It's been a month since the last log, so I thought I'd check in. Other priorities have taken over a bit so I'll cover one minor change that was made to the PCB design. This started with an examination of the Video DAC placement to see if the current VGA connector could be changed.
The original PCB design used a low-profile VGA connector due to space constraints. Not only did this cost 2.5x as much, but the only distributor was out of stock for 4 months. This is a big risk for a kit version, so the change was made to fit the more common larger-sized connector.
The original video DAC had to be moved and it was a good chance to re-examine the design. Calculating the resistor values for the DAC gets quite complicated, so in the end it was just easier to simulate the circuit and play with it.
The circuit above shows the channels of a 3-bit DAC with resistors used to divide down each bit by a factor of two. The analog switch has a fairly large on resistance shown as a 150 ohm load in series with a transmission line to the monitor load of 75 ohms. The state shown in the circuit is with the most-significant bit high and the other two bits low. Low does not mean off, these other outputs are sinking current in their low state.

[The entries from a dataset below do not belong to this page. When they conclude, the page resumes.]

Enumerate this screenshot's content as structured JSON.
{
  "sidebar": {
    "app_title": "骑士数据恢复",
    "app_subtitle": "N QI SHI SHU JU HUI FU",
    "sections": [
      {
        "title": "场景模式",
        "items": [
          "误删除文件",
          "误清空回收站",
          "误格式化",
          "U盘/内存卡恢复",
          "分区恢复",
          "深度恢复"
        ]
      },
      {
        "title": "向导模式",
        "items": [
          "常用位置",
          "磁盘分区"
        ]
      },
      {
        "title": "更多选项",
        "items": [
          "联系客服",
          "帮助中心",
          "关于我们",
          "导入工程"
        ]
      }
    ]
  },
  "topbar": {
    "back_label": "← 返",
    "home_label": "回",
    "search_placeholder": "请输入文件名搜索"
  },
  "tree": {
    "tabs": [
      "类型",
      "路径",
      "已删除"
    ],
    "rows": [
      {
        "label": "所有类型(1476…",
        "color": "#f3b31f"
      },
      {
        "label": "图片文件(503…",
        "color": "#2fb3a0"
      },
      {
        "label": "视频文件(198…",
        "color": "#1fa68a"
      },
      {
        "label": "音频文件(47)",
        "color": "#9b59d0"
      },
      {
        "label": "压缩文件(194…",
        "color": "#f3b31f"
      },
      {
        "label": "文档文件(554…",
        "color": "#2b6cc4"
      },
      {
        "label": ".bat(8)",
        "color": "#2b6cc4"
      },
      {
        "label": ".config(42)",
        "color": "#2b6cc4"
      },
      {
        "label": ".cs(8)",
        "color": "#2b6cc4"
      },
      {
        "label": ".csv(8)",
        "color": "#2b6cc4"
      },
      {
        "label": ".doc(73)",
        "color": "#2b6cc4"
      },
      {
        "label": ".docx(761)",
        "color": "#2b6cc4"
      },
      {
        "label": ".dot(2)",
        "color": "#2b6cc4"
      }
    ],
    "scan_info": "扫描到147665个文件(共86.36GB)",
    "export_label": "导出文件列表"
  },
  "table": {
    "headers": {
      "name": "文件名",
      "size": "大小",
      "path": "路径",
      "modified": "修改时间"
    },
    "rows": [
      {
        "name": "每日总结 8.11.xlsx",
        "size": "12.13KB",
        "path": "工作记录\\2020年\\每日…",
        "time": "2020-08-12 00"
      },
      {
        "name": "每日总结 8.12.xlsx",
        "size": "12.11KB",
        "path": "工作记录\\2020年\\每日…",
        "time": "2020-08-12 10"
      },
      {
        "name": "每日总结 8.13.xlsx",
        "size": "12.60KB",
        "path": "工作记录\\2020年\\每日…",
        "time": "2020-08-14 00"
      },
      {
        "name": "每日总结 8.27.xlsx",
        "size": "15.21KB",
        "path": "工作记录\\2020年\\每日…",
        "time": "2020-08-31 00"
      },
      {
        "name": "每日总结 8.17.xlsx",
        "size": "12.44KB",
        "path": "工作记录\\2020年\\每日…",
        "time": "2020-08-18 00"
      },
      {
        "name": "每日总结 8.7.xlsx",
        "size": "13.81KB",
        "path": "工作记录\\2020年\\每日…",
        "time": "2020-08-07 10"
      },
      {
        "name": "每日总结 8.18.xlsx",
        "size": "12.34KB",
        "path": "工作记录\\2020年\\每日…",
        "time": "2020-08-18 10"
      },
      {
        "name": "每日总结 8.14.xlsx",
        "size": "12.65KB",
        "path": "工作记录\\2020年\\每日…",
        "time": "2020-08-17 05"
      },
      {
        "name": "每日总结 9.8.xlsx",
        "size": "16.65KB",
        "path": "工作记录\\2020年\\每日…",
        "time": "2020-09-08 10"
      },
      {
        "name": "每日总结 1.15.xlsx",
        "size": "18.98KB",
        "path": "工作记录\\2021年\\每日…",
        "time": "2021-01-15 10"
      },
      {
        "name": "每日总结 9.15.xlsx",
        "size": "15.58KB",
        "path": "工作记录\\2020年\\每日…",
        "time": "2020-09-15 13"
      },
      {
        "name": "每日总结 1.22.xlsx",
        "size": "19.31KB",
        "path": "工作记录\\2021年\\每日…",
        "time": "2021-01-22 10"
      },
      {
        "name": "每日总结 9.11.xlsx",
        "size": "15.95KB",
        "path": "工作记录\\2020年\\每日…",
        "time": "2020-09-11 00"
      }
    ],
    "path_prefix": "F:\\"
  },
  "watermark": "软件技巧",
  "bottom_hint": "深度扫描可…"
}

The circuit assumes a high voltage of 3.2V and a low voltage of 0.3V. The 150 ohm resistance of the switch comes from the data sheet for the CD4053 being driven with a VCC-VEE voltage of 10V (the negative VEE is supplied by the RS232 driver).
There are a couple of drawbacks with this simple DAC design. Since the low voltage is never 0V then there is no completely black color, only very dark gray. Since the blue channel is only two bits it varies from 0-3, where the red and green vary from 0-7. Seven doesn't divide into three, so there are no actual gray colors.
The on resistance of the analog switch also changes as the chip warms up. The resistance could change by up to 20% from an initial 150 ohms at 25C to 180 ohms at 60C. The following color palettes were generated from the simulation to show the difference between 150, 165, and 180 ohms:
The difference is fairly subtle, so the temperature change shouldn't be too noticeable. For comparison, this would be the ideal palette with the correct DAC voltages:
There are no resistors used with the 8-color text "DAC". Each bit is passed directly to the analog switch, which when combined with the monitor load divides the voltage by 3.2. This gives a value of about 0.1V for low and 1V for high. The text mode will always saturate the color, but also never be completely black.